Uncovering the facts that led to the unusual public feud—which included the spectacle of former CIA chief Michael Hayden saying Feinstein was "too emotional" to be tasked with overseeing the torture report—wound up in the hands of U.S. Department of Justice at the CIA Inspector General's request.
Ali Watkins at McClatchy reported Thursday that the department has washed its hands of the matter.
Read the details below the fold.
"The department carefully reviewed the matters referred to us and did not find sufficient evidence to warrant a criminal investigation," said Justice Department spokesman Peter Carr. [...]Fading from memory is precisely what a whole range of top government and ex-government officials want to see happen in regards to the CIA's torture program.
But, it seems that the details of both sides’ accusations will never be publicly aired, leaving simmering tensions and a battered relationship.
Although fury flooded Capitol Hill in the immediate aftermath of the dispute, the incident seemed to have largely faded from memory, despite its enormous potential implications on the constitutional balance of powers.
For a time, Feinstein and others on the committee seemed to be seeking to have the entire report, completed 19 months ago, declassified.

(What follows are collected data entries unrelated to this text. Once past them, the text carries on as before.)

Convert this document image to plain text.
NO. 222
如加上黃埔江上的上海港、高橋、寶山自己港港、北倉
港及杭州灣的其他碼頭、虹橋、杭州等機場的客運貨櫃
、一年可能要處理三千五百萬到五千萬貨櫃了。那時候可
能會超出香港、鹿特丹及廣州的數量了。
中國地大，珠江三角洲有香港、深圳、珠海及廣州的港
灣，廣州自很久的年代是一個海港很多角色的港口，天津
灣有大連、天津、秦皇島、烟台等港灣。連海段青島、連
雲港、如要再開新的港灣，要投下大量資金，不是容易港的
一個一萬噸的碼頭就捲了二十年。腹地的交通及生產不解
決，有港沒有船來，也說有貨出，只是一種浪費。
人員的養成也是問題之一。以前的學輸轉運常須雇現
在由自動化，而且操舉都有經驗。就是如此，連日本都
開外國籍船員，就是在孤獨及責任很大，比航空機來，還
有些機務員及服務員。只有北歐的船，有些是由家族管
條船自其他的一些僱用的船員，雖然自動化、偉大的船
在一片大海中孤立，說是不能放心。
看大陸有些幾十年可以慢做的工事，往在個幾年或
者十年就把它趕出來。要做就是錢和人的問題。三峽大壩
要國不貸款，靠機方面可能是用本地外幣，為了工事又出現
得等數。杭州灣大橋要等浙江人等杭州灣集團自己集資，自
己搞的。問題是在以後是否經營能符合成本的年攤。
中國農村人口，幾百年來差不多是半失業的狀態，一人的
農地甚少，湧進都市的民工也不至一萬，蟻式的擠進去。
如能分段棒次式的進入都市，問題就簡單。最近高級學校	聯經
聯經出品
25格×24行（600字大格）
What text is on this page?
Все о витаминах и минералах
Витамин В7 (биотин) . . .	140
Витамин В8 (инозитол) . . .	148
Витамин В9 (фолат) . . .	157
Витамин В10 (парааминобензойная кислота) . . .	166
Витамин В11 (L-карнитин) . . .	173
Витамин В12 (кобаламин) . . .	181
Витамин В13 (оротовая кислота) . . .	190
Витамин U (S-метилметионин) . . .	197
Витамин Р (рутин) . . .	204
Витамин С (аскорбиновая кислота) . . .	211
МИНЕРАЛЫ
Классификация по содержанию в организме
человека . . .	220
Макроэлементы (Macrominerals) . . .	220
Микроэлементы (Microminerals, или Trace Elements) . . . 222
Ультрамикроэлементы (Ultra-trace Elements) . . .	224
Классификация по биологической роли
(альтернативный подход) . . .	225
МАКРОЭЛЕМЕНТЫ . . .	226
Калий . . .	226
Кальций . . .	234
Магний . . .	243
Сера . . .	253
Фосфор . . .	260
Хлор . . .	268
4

But then, no doubt under heavy pressure from the agency and other forces in Washington, including perhaps the White House, Feinstein made clear that the “findings, conclusions and the 500-page executive summary of the report” were the committee's targets for declassification.

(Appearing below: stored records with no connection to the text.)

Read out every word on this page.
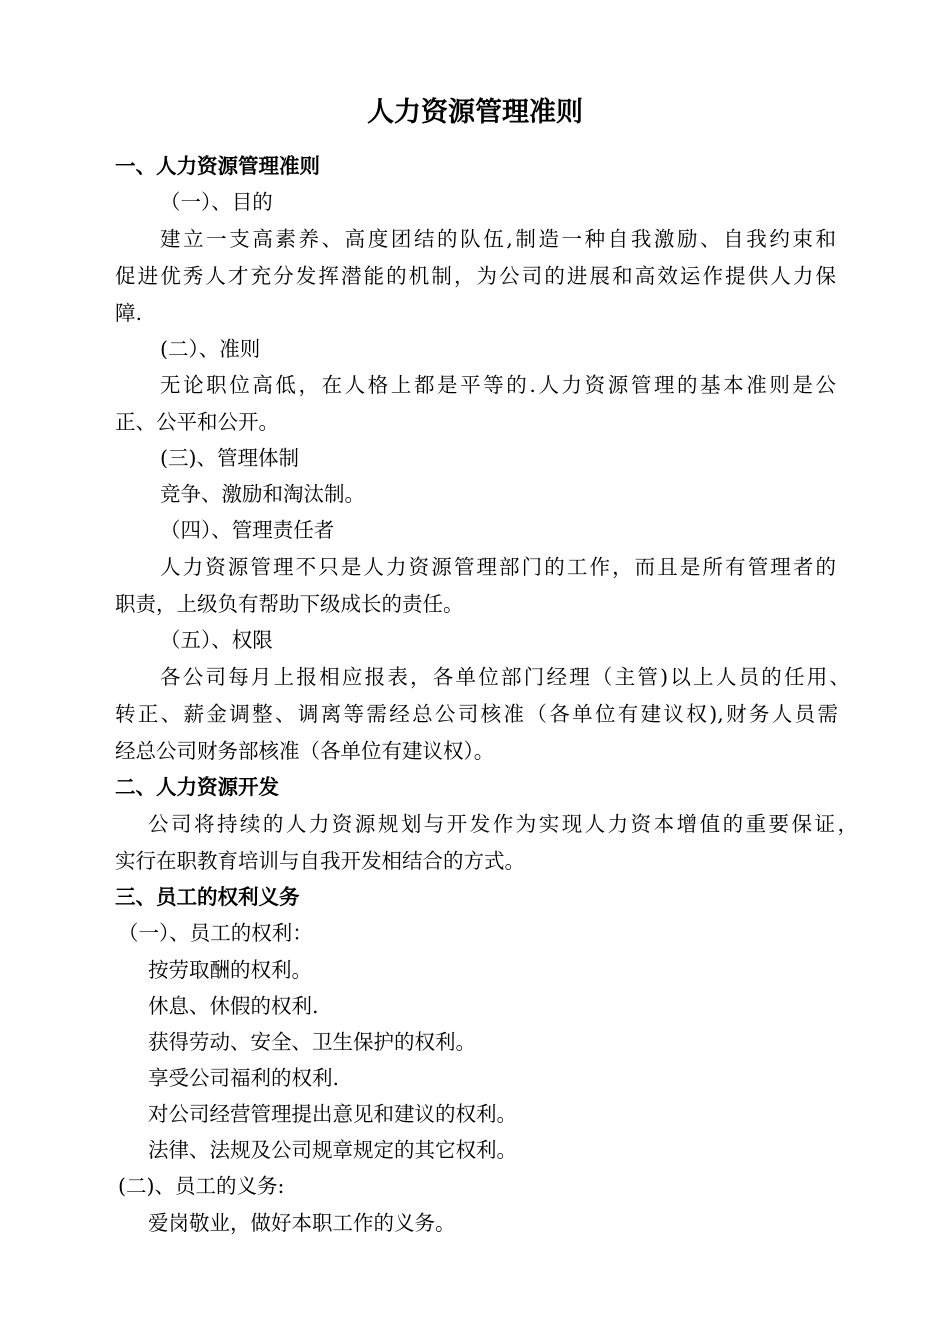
人力资源管理准则
一、人力资源管理准则
（一）、目的
建立一支高素养、高度团结的队伍,制造一种自我激励、自我约束和
促进优秀人才充分发挥潜能的机制，为公司的进展和高效运作提供人力保
障.
(二）、准则
无论职位高低，在人格上都是平等的.人力资源管理的基本准则是公
正、公平和公开。
(三)、管理体制
竞争、激励和淘汰制。
（四）、管理责任者
人力资源管理不只是人力资源管理部门的工作，而且是所有管理者的
职责，上级负有帮助下级成长的责任。
（五）、权限
各公司每月上报相应报表，各单位部门经理（主管)以上人员的任用、
转正、薪金调整、调离等需经总公司核准（各单位有建议权),财务人员需
经总公司财务部核准（各单位有建议权）。
二、人力资源开发
公司将持续的人力资源规划与开发作为实现人力资本增值的重要保证，
实行在职教育培训与自我开发相结合的方式。
三、员工的权利义务
（一）、员工的权利：
按劳取酬的权利。
休息、休假的权利.
获得劳动、安全、卫生保护的权利。
享受公司福利的权利.
对公司经营管理提出意见和建议的权利。
法律、法规及公司规章规定的其它权利。
(二)、员工的义务:
爱岗敬业，做好本职工作的义务。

That declassification is in the hands of the White House and the CIA, and the timing of the release is up to their discretion. It's supposed to happen in the next few months. It seems obvious, however, that even the condensed version will be highly edited.

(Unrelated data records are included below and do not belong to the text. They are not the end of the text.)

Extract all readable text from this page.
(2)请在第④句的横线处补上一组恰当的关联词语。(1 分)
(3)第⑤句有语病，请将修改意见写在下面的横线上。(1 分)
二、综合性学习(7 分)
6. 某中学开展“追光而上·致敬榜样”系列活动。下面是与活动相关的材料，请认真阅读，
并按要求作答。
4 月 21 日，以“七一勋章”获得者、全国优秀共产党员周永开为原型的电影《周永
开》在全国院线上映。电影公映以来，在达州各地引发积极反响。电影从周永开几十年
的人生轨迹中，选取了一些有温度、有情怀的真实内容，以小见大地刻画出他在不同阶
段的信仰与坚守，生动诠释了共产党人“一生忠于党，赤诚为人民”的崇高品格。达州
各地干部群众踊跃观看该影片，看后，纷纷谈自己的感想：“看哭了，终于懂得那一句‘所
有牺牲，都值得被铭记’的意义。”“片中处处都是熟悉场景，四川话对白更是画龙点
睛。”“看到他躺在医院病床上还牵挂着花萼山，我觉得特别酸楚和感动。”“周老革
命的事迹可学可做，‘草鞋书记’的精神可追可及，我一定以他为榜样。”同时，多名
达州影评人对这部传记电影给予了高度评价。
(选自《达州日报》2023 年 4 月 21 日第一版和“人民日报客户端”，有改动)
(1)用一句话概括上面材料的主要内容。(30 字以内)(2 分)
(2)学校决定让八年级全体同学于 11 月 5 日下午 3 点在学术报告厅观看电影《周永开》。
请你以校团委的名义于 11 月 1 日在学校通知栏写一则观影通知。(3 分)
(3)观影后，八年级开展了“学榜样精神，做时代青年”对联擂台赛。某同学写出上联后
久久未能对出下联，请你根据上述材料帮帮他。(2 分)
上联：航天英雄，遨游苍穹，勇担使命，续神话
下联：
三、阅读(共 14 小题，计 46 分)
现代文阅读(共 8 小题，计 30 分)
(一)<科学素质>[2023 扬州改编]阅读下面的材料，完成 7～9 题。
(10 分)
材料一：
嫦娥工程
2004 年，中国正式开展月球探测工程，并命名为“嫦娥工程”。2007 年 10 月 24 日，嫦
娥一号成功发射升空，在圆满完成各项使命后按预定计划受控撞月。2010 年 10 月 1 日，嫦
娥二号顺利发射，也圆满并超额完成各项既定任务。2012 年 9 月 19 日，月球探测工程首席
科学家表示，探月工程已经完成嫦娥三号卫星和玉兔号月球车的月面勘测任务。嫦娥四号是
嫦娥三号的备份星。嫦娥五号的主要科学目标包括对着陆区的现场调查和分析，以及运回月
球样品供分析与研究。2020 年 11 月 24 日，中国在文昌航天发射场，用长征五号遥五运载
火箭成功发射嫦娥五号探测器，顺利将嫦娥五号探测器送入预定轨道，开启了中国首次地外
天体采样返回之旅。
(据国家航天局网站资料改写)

Much has already been publicly exposed or admitted about the program, including that the CIA exceeded the Justice Department's already lax guidelines for "harsh" interrogation. The agency misled Justice, Congress, the media and the American people to protect itself from the law. But since we already know all that as well as other grim details, just how dark and brutal are the secrets the agency—and the committee—want to keep hidden?